Sound file sizes and the quality of playback
Introduction
A number of factors can affect the size of a sound file and the quality of its playback. These include the sample rate, sample resolution and the way that the file is compressed.
Recording sound digitally and playing it back
When you speak or play music into a microphone, the microphone takes the sound waves and converts them into a voltage. As the sound waves vary, so the voltage varies. The microphone is connected to a computer's sound card. This card samples the microphone's voltage at intervals. We can show a sample of some sound on a graph. The sound we are passing to the microphone is constantly changing so it is known as an 'analogue signal'.

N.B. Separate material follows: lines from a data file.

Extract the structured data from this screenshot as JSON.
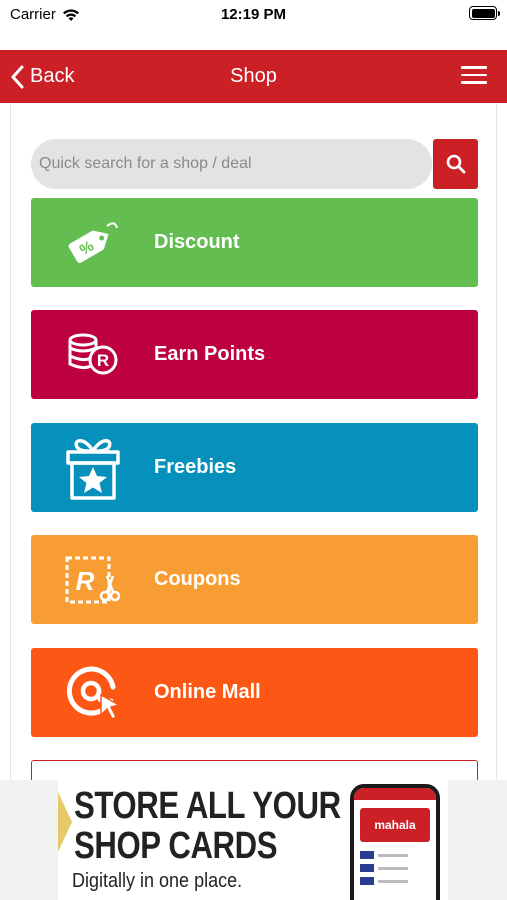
{
  "status_bar": {
    "carrier": "Carrier",
    "time": "12:19 PM",
    "battery_level": 1.0
  },
  "nav": {
    "back_label": "Back",
    "title": "Shop"
  },
  "search": {
    "placeholder": "Quick search for a shop / deal",
    "value": ""
  },
  "categories": [
    {
      "label": "Discount",
      "icon": "discount-tag-icon",
      "color": "#64bd50"
    },
    {
      "label": "Earn Points",
      "icon": "coins-points-icon",
      "color": "#bd0040"
    },
    {
      "label": "Freebies",
      "icon": "gift-star-icon",
      "color": "#0591bb"
    },
    {
      "label": "Coupons",
      "icon": "coupon-scissors-icon",
      "color": "#f89d33"
    },
    {
      "label": "Online Mall",
      "icon": "at-cursor-icon",
      "color": "#fd5716"
    }
  ],
  "ad": {
    "headline_line1": "STORE ALL YOUR",
    "headline_line2": "SHOP CARDS",
    "subline": "Digitally in one place.",
    "phone_brand": "mahala"
  },
  "colors": {
    "brand_red": "#cc2027"
  }
}
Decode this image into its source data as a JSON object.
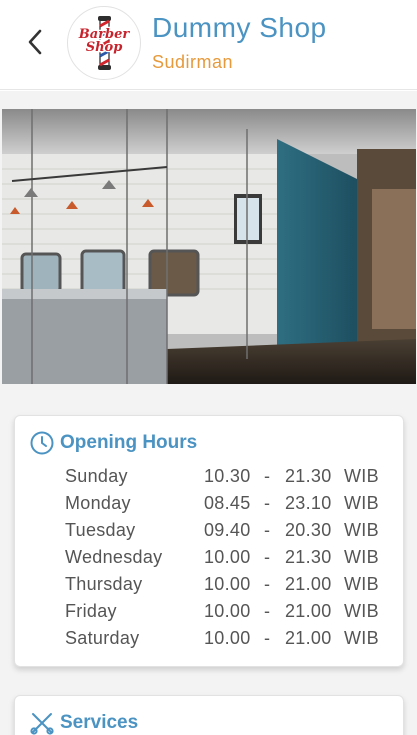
{
  "header": {
    "shop_name": "Dummy Shop",
    "branch": "Sudirman",
    "logo_text_line1": "Barber",
    "logo_text_line2": "Shop"
  },
  "photo": {
    "alt": "shop-interior-photo"
  },
  "opening_hours": {
    "title": "Opening Hours",
    "rows": [
      {
        "day": "Sunday",
        "open": "10.30",
        "sep": "-",
        "close": "21.30",
        "tz": "WIB"
      },
      {
        "day": "Monday",
        "open": "08.45",
        "sep": "-",
        "close": "23.10",
        "tz": "WIB"
      },
      {
        "day": "Tuesday",
        "open": "09.40",
        "sep": "-",
        "close": "20.30",
        "tz": "WIB"
      },
      {
        "day": "Wednesday",
        "open": "10.00",
        "sep": "-",
        "close": "21.30",
        "tz": "WIB"
      },
      {
        "day": "Thursday",
        "open": "10.00",
        "sep": "-",
        "close": "21.00",
        "tz": "WIB"
      },
      {
        "day": "Friday",
        "open": "10.00",
        "sep": "-",
        "close": "21.00",
        "tz": "WIB"
      },
      {
        "day": "Saturday",
        "open": "10.00",
        "sep": "-",
        "close": "21.00",
        "tz": "WIB"
      }
    ]
  },
  "services": {
    "title": "Services"
  },
  "colors": {
    "accent": "#4b93c2",
    "branch": "#e69a3c",
    "background": "#f3f3f3"
  }
}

Lets do what the sound card does and sample the voltage. We will start by doing this at 1 second intervals, starting at 0 seconds. When a sample has been taken, we'll convert the reading into a 'binary signal'.
We have now taken some sound and 'digitalised' it. Our file looks like this: 0000 1000 0101 1011 1100 0101 1010 1000 1000 1001 0010
We can now save our digital file and play it back whenever we want to. We do that by taking each sample of data and outputting it, via our sound card, to the speakers. The sound card takes the digital signal and does whatever conversion is necessary so the speakers can play the sound. We can 'hear' what this might sound like by plotting our binary data back on the graph. We will plot our data on top of the original sound file so we can compare them.
The red line represents the digital file. In an ideal world, the red line should sit directly on top of the blue line, which represents the original sound we recorded. If the red line did sit on the blue line, then the sound that was played back would be the same that was recorded. However, it's not, so the sound won't be exactly the same as the original. The reason for this is to do with our 'sample interval'. Taking a reading every second gave us a small file but the quality was poor. If we halved the interval between readings, we would double the file size but hopefully improve the playback quality. Let's take a reading every half a second instead of every second. Here is the data:
And here is the data on top of the original sound file:
This is a big improvement on what we had before, although the file size has now doubled. We could reduce the interval between samples again, perhaps taking a reading every 0.25s, and this would no doubt improve the recording even more, making it even closer to the original. The price, of course, would be an even bigger file size. You may see in any recording software you use the phrase 'sample rate'. This is simply how many times we take a reading in a second. It's just a different way of looking at the sample interval.
The next time you 'rip' a CD of music, to turn it into a set of MP3 recordings, and you have to select the quality of the sound, you will understand what is going on. You are simply selecting the sample rate. You will know that you can get really good, faithful recordings of the original songs, but the file sizes will increase as the quality improves. This is important because an MP3 player or your phone will have a fixed amount of storage space and you don't want it all used up by three songs! The trick is to find a balance between playback quality and file size.
Sound compression and codecs
It takes a lot of data to store a sound file. The sound files themselves can be very large. This can be a problem if you have limited storage space on a storage device or you want to listen to songs over the Internet by listening to 'streamed' music. Streamed music is where you listen to the music as it is downloaded from the Internet as opposed to downloading and saving the whole song first and then playing it. As the first few seconds of a streamed song is downloaded, it is put into a special storage area called a 'buffer' and then playing starts. While that part of the song is played, more of the song is being downloaded and buffered. If the files are too large, however, then you can't download it quickly enough for it to be buffered and played. The song stops for a little while, to give your computer the time to download more of the song before playing can resume.
To get round this problem, they are usually 'compressed'. That means that the raw sound file has a maths formula applied to it (called a codec, or coder / decoder) so that the raw file gets squashed. The file becomes much smaller in size so it can be downloaded and streamed more quickly.
Lossy and lossless compression
Files can be compressed using different types of codecs. One type of codec is called 'lossy compression'. The maths formula for these seek to remove the parts of a sound file which are deemed relatively unimportant, for example, sound samples that are out of the range of the human ear. Some popular lossy codecs include MP3 and OGG (Ogg Vorbis). Another type of codec is called 'lossless compression'. These codecs keep all of the information about a sound file. The file format WAV is an example of a lossless codec. Lossless codecs give you a smaller file than the raw sound file but give you a very high quality sound. Lossy codecs, on the other hand, give you a much smaller sound file but with some loss of quality (although most people would struggle to notice the difference).